La grande force de Ribot réside dans son exigence morale. Il reprend à son compte la rigueur éthique de Lanzmann : aucune concession au spectaculaire, aucune dramatisation facile. Le film n’est pas là pour divertir, mais pour témoigner du poids. En nous emmenant de New York à la Pologne, Ribot utilise ces images tremblées et silencieuses pour rendre palpable l’absence.
Le documentaire ne cherche pas la réponse, mais le processus.
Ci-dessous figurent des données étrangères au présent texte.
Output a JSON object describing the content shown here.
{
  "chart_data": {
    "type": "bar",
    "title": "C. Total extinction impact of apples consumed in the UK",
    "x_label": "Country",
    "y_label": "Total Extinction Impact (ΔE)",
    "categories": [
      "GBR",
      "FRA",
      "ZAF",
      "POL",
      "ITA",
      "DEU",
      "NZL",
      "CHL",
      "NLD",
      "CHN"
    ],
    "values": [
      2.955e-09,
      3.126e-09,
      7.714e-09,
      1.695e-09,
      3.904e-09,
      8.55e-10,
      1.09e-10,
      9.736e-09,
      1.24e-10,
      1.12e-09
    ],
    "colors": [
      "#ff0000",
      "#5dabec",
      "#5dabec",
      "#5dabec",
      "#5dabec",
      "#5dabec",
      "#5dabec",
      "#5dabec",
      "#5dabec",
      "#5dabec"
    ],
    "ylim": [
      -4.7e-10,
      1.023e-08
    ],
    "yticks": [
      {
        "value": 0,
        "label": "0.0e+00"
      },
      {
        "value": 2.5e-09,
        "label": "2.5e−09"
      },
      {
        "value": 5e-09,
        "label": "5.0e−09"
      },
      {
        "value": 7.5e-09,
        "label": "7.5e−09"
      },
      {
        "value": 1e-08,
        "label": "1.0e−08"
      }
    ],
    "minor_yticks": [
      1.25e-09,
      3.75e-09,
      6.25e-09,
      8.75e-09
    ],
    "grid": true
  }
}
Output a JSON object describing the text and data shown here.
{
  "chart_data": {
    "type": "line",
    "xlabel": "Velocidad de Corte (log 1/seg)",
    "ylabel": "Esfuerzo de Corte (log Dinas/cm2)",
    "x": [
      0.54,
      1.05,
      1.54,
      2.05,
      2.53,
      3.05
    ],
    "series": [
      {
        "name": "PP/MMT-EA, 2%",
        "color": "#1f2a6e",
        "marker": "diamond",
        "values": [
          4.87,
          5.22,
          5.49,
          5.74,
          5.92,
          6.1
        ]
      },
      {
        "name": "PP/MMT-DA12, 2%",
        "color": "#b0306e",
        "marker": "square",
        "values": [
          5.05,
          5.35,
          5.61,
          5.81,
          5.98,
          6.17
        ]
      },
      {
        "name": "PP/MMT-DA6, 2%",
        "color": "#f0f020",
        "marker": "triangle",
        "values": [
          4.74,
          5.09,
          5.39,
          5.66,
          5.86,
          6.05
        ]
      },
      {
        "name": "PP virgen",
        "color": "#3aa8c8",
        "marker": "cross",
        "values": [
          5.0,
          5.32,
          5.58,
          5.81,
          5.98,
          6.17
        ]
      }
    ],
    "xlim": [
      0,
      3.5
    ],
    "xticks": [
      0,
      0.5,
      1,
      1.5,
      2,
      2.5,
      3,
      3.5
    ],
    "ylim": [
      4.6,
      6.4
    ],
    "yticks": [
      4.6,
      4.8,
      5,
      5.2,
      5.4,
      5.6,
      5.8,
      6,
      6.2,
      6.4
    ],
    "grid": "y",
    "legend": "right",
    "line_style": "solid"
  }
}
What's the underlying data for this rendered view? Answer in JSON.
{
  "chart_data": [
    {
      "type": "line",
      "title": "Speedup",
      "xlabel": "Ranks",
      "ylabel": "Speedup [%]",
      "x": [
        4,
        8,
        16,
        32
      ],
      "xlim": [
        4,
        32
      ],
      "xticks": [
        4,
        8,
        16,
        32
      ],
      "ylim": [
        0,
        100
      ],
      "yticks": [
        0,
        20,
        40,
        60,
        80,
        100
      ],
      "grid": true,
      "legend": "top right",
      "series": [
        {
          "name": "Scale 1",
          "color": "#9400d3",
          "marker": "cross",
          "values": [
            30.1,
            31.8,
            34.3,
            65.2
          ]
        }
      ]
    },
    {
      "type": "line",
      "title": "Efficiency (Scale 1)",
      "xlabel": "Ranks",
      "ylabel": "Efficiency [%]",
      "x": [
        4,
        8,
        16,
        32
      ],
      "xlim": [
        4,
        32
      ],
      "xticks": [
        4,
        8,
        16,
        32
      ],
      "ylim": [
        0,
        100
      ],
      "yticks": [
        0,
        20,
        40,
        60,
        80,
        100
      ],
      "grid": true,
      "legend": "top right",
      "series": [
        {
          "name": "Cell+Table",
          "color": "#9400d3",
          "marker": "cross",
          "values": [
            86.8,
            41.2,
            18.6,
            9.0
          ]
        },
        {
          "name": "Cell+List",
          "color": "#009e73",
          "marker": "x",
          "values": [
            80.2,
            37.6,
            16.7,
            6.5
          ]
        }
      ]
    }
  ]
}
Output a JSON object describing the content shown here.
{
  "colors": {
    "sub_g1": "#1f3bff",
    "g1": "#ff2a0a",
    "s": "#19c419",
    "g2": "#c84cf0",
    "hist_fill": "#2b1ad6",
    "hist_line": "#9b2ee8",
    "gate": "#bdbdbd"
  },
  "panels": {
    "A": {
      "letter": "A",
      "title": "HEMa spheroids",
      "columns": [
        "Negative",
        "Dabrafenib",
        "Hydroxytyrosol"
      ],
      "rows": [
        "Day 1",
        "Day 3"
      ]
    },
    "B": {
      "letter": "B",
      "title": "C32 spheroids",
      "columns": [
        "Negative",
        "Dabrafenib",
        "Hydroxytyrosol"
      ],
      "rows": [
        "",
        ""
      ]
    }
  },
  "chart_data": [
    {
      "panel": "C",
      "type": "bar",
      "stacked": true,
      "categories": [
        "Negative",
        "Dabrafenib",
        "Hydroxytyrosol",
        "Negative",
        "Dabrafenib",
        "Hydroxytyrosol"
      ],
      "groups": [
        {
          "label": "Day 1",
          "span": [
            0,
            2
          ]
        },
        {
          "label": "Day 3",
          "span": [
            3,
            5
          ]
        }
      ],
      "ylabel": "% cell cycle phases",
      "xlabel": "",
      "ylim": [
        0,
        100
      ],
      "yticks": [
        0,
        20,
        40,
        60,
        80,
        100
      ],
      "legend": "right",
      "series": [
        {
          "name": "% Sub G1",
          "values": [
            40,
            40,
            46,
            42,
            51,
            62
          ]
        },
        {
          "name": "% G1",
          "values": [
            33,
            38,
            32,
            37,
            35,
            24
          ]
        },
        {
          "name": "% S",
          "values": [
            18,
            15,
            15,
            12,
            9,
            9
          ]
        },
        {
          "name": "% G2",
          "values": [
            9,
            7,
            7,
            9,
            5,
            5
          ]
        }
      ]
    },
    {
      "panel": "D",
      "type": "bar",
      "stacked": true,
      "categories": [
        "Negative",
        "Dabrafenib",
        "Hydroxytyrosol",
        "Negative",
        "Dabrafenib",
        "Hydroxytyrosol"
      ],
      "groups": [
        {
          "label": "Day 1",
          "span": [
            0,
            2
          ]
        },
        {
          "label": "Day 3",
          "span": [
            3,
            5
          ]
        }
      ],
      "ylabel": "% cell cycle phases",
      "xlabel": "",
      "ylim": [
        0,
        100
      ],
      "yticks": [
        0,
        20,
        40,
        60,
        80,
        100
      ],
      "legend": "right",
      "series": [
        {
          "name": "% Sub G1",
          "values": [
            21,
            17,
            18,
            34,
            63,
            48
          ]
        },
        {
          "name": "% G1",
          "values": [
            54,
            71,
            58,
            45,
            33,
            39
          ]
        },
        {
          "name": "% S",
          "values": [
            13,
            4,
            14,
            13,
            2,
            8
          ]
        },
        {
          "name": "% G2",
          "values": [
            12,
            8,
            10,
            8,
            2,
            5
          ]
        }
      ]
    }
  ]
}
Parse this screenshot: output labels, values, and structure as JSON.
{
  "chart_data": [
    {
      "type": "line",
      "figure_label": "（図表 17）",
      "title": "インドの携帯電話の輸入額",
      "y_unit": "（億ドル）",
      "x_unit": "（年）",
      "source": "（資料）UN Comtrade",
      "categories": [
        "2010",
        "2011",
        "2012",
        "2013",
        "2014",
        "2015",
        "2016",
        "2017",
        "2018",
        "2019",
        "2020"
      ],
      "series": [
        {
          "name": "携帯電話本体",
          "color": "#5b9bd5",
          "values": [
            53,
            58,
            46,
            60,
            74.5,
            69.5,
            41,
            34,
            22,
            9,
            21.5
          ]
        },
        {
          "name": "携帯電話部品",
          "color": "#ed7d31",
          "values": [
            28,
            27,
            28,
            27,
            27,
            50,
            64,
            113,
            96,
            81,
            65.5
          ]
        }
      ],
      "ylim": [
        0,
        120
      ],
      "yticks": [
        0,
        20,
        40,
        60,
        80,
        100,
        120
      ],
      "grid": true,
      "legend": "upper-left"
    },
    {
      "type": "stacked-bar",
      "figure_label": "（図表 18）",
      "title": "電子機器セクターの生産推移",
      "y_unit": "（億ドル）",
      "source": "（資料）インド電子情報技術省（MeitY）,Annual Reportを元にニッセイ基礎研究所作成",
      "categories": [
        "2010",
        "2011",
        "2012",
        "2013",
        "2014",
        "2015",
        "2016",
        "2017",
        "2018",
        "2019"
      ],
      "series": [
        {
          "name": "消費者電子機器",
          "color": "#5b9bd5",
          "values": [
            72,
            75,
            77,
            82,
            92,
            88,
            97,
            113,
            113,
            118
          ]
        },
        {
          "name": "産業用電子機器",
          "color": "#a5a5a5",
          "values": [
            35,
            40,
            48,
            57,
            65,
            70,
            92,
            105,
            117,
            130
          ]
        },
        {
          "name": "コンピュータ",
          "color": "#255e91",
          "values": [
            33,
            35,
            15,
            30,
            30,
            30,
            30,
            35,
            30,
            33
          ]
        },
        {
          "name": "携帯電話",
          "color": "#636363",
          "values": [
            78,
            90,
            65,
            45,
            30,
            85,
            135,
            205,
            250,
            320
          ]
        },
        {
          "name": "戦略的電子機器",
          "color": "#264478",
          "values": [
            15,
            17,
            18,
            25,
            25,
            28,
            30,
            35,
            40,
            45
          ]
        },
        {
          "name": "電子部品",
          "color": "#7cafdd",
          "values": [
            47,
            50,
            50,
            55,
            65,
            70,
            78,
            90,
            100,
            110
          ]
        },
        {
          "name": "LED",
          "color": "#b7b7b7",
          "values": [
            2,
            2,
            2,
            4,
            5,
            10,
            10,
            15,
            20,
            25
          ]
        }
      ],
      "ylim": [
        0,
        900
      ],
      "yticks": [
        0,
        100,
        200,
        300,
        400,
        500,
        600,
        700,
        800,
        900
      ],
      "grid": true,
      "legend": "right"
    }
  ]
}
Il révèle les hésitations, les doutes, les inquiétudes logistiques et financières qui ont jalonné les douze années de fabrication de Shoah. Cette transparence est bouleversante. Elle désacralise l’artiste pour mieux révéler l’homme, montrant que l’engagement de Lanzmann fut total, vital, et souvent chaotique face à la tâche titanesque de saisir une vérité historique.
En ressuscitant le travail de l’ombre, le film rappelle qu’un film sur la Shoah n’est pas un film comme les autres ; c’est un acte de lucidité et d’honnêteté. Il réactive, pour une nouvelle génération souvent éloignée des témoignages directs, l’urgence du souvenir et le poids de l’Histoire.
Un film qui bouscule et rappelle l’urgence du témoignage.
Guillaume Ribot’s documentary, released for the 100th anniversary of Claude Lanzmann’s birth, offers a powerful behind-the-scenes look at the making of Shoah. Using over 220 hours of unseen footage, it explores Lanzmann’s moral rigor, doubts, and the immense difficulty of capturing testimony about the Holocaust. Instead of dramatizing, the film reveals the personal and ethical challenges faced over twelve years of production, reminding viewers why bearing witness remains urgent and necessary.

La Petite Dernière : l’émancipation entre foi, amour et liberté
Avec La Petite Dernière, la réalisatrice Hafsia Herzi offre un portrait sincère et pudique de l’émancipation d’une jeune femme tiraillée entre traditions, foi et désir. Adaptée du roman de Fatima Daas, l’histoire suit Fatima — dernière d’une fratrie, élevée dans une famille d’immigrés algériens en banlieue — alors qu’elle entre à l’université, découvre le monde, et explore son attirance pour les femmes.
Herzi n’impose rien, elle accompagne. Par une écriture sobre, une mise en scène délicate et une sensibilité constante, elle parvient à rendre palpable le malaise intérieur, les doutes, les contradictions — entre la foi, l’amour et le désir de liberté. Tout est dans la nuance.
Ce film s’impose comme un jalon important du cinéma contemporain français — non pas parce qu’il bouleverse de façon spectaculaire, mais parce qu’il ose raconter ce qu’on entend rarement : l’intersection de l’identité, de la religion, de l’amour et de la quête de soi, chez une jeune femme lesbienne issue d’un milieu immigré.
Plus qu’un simple « coming-of-age », La Petite Dernière questionne les tabous, les attentes familiales et sociales, les peurs de décevoir, tout en montrant la force du désir et de l’authenticité — sans tomber dans le misérabilisme.
Un film nécessaire, sensible et marquant.
Hafsia Herzi’s La Petite Dernière is a quietly powerful portrait of Fatima, a young woman from an Algerian immigrant family who discovers her desire for women while starting university. Balancing tradition, faith, and sexuality, the film portrays her inner conflict with restraint and nuance. More than a simple coming‑of‑age story, it explores identity, religion, love, and self‑acceptance without sensationalism, making it a sensitive and necessary work in contemporary French cinema.